In Virginia, involuntary manslaughter is “the accidental killing of a person, contrary to the intention of the parties, during the prosecution of an unlawful, but not felonious, act, or during the improper performance of some lawful act.”  See Gooden v. Commonwealth, 311 S.E.2d 780, 784 (Va. 1984).  As the Court found, an involuntary manslaughter conviction could be secured in Virginia without proving a conscious disregard of risks attendant to the offender’s conduct.   Crimes involving criminal negligence are generally excluded from the category of crimes that involve moral turpitude.  See e.g., Rodriguez-Castro v. Gonzales, 427 F.3d 316, 323 (5th Cir. 2005) (collecting decisions and recognizing that “negligence-based crimes usually do not amount to [crimes involving moral turpitude]”).   Finding no reason to depart from that, the Court granted the petition for review, vacated the final BIA order, and remanded for further action.

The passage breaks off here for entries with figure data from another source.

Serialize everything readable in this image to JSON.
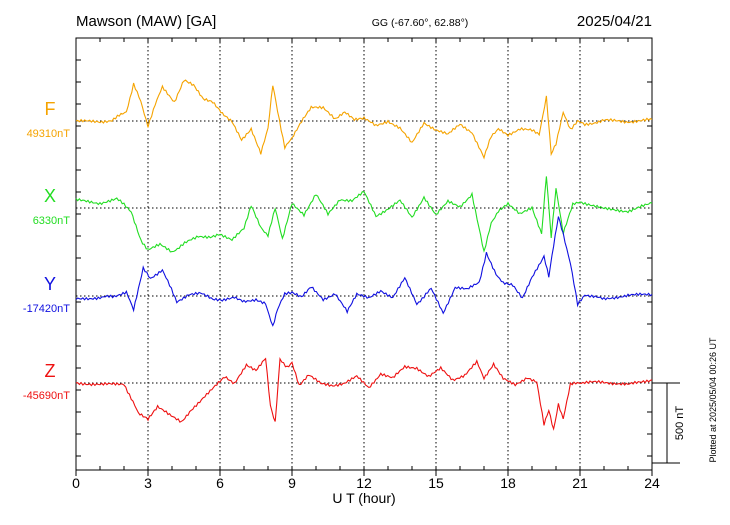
{
  "header": {
    "station": "Mawson (MAW)  [GA]",
    "coords": "GG (-67.60°,  62.88°)",
    "date": "2025/04/21"
  },
  "footer": {
    "plotted": "Plotted at 2025/05/04 00:26 UT"
  },
  "chart_data": {
    "type": "line",
    "xlabel": "U T (hour)",
    "xlim": [
      0,
      24
    ],
    "x_ticks": [
      0,
      3,
      6,
      9,
      12,
      15,
      18,
      21,
      24
    ],
    "grid": true,
    "scale_bar": {
      "label": "500 nT",
      "nT": 500
    },
    "series": [
      {
        "name": "F",
        "baseline_label": "49310nT",
        "baseline": 49310,
        "color": "#f5a300",
        "x": [
          0,
          1,
          1.5,
          2.1,
          2.4,
          2.7,
          3.0,
          3.3,
          3.6,
          4.1,
          4.5,
          4.9,
          5.3,
          5.7,
          6.1,
          6.5,
          6.9,
          7.3,
          7.7,
          8.0,
          8.2,
          8.4,
          8.7,
          9.0,
          9.4,
          9.8,
          10.3,
          10.8,
          11.2,
          11.6,
          12.0,
          12.5,
          13.0,
          13.5,
          14.0,
          14.5,
          15.0,
          15.5,
          16.0,
          16.5,
          17.0,
          17.3,
          17.6,
          18.0,
          18.5,
          19.0,
          19.3,
          19.6,
          19.8,
          20.0,
          20.3,
          20.6,
          20.9,
          21.2,
          22,
          23,
          24
        ],
        "y": [
          0,
          -5,
          5,
          60,
          230,
          120,
          -30,
          100,
          215,
          120,
          260,
          225,
          135,
          115,
          45,
          0,
          -115,
          -50,
          -205,
          -40,
          230,
          65,
          -165,
          -110,
          -5,
          85,
          80,
          15,
          55,
          5,
          15,
          -30,
          0,
          -45,
          -140,
          -10,
          -55,
          -85,
          -20,
          -70,
          -230,
          -95,
          -45,
          -85,
          -50,
          -60,
          -80,
          150,
          -205,
          -140,
          50,
          -50,
          0,
          -25,
          5,
          -5,
          10
        ]
      },
      {
        "name": "X",
        "baseline_label": "6330nT",
        "baseline": 6330,
        "color": "#22dd22",
        "x": [
          0,
          1,
          1.7,
          2.3,
          2.7,
          3.0,
          3.5,
          4.0,
          4.6,
          5.1,
          5.6,
          6.0,
          6.5,
          7.0,
          7.3,
          7.7,
          8.0,
          8.3,
          8.6,
          9.0,
          9.5,
          10.0,
          10.5,
          11.0,
          11.5,
          12.0,
          12.5,
          13.0,
          13.5,
          14.0,
          14.5,
          15.0,
          15.5,
          16.0,
          16.5,
          17.0,
          17.3,
          17.6,
          18.0,
          18.5,
          19.0,
          19.4,
          19.6,
          19.8,
          20.0,
          20.3,
          20.7,
          21.0,
          22,
          23,
          24
        ],
        "y": [
          50,
          30,
          60,
          -20,
          -200,
          -260,
          -230,
          -275,
          -215,
          -175,
          -180,
          -160,
          -200,
          -130,
          20,
          -120,
          -170,
          -5,
          -190,
          30,
          -40,
          85,
          -40,
          55,
          45,
          100,
          -50,
          -5,
          45,
          -60,
          70,
          -45,
          40,
          10,
          85,
          -280,
          -90,
          -20,
          30,
          -40,
          0,
          -165,
          200,
          -185,
          120,
          -160,
          20,
          40,
          -5,
          -20,
          30
        ]
      },
      {
        "name": "Y",
        "baseline_label": "-17420nT",
        "baseline": -17420,
        "color": "#1010e0",
        "x": [
          0,
          1,
          1.6,
          2.1,
          2.4,
          2.8,
          3.1,
          3.6,
          4.2,
          4.7,
          5.2,
          5.7,
          6.1,
          6.6,
          7.0,
          7.5,
          7.9,
          8.2,
          8.4,
          8.7,
          9.0,
          9.4,
          9.8,
          10.3,
          10.8,
          11.3,
          11.7,
          12.2,
          12.7,
          13.2,
          13.7,
          14.2,
          14.8,
          15.3,
          15.8,
          16.3,
          16.8,
          17.1,
          17.5,
          17.8,
          18.2,
          18.6,
          19.0,
          19.5,
          19.7,
          19.9,
          20.1,
          20.3,
          20.6,
          20.9,
          21.2,
          22,
          23,
          24
        ],
        "y": [
          -20,
          -10,
          0,
          25,
          -90,
          170,
          110,
          165,
          -35,
          10,
          15,
          -20,
          -30,
          -5,
          -35,
          -20,
          -45,
          -190,
          -80,
          10,
          25,
          -5,
          55,
          -20,
          15,
          -100,
          10,
          -15,
          35,
          -10,
          110,
          -50,
          45,
          -105,
          55,
          40,
          85,
          270,
          140,
          80,
          70,
          -10,
          120,
          250,
          125,
          320,
          500,
          390,
          205,
          -55,
          10,
          -20,
          5,
          10
        ]
      },
      {
        "name": "Z",
        "baseline_label": "-45690nT",
        "baseline": -45690,
        "color": "#ee1111",
        "x": [
          0,
          1,
          2.0,
          2.6,
          3.0,
          3.4,
          3.9,
          4.4,
          4.8,
          5.3,
          5.8,
          6.2,
          6.6,
          7.1,
          7.5,
          7.9,
          8.1,
          8.3,
          8.5,
          8.8,
          9.0,
          9.3,
          9.7,
          10.2,
          10.7,
          11.2,
          11.7,
          12.2,
          12.7,
          13.2,
          13.7,
          14.2,
          14.7,
          15.2,
          15.7,
          16.2,
          16.7,
          17.0,
          17.4,
          17.8,
          18.3,
          18.8,
          19.2,
          19.5,
          19.7,
          19.9,
          20.1,
          20.3,
          20.6,
          20.9,
          21.2,
          22,
          23,
          24
        ],
        "y": [
          0,
          -10,
          -5,
          -190,
          -230,
          -150,
          -200,
          -240,
          -170,
          -90,
          -20,
          40,
          0,
          110,
          80,
          160,
          -140,
          -245,
          150,
          100,
          130,
          -20,
          50,
          -5,
          -15,
          0,
          40,
          -30,
          60,
          30,
          100,
          95,
          40,
          90,
          20,
          50,
          130,
          30,
          115,
          25,
          -10,
          35,
          10,
          -260,
          -170,
          -290,
          -130,
          -220,
          -10,
          0,
          5,
          5,
          -10,
          20
        ]
      }
    ]
  }
}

This is what the Rule of Law looks like under our current immigration law paradigm.  Trump’s recent immigration executive order would allow removal proceedings against persons like Mr. Sotnikau based only on a “belief” that they have committed a crime.  As everyone is currently aghast at the travel ban, please do not forget that this sort of movement against immigrants is also afoot. Remain vigilant.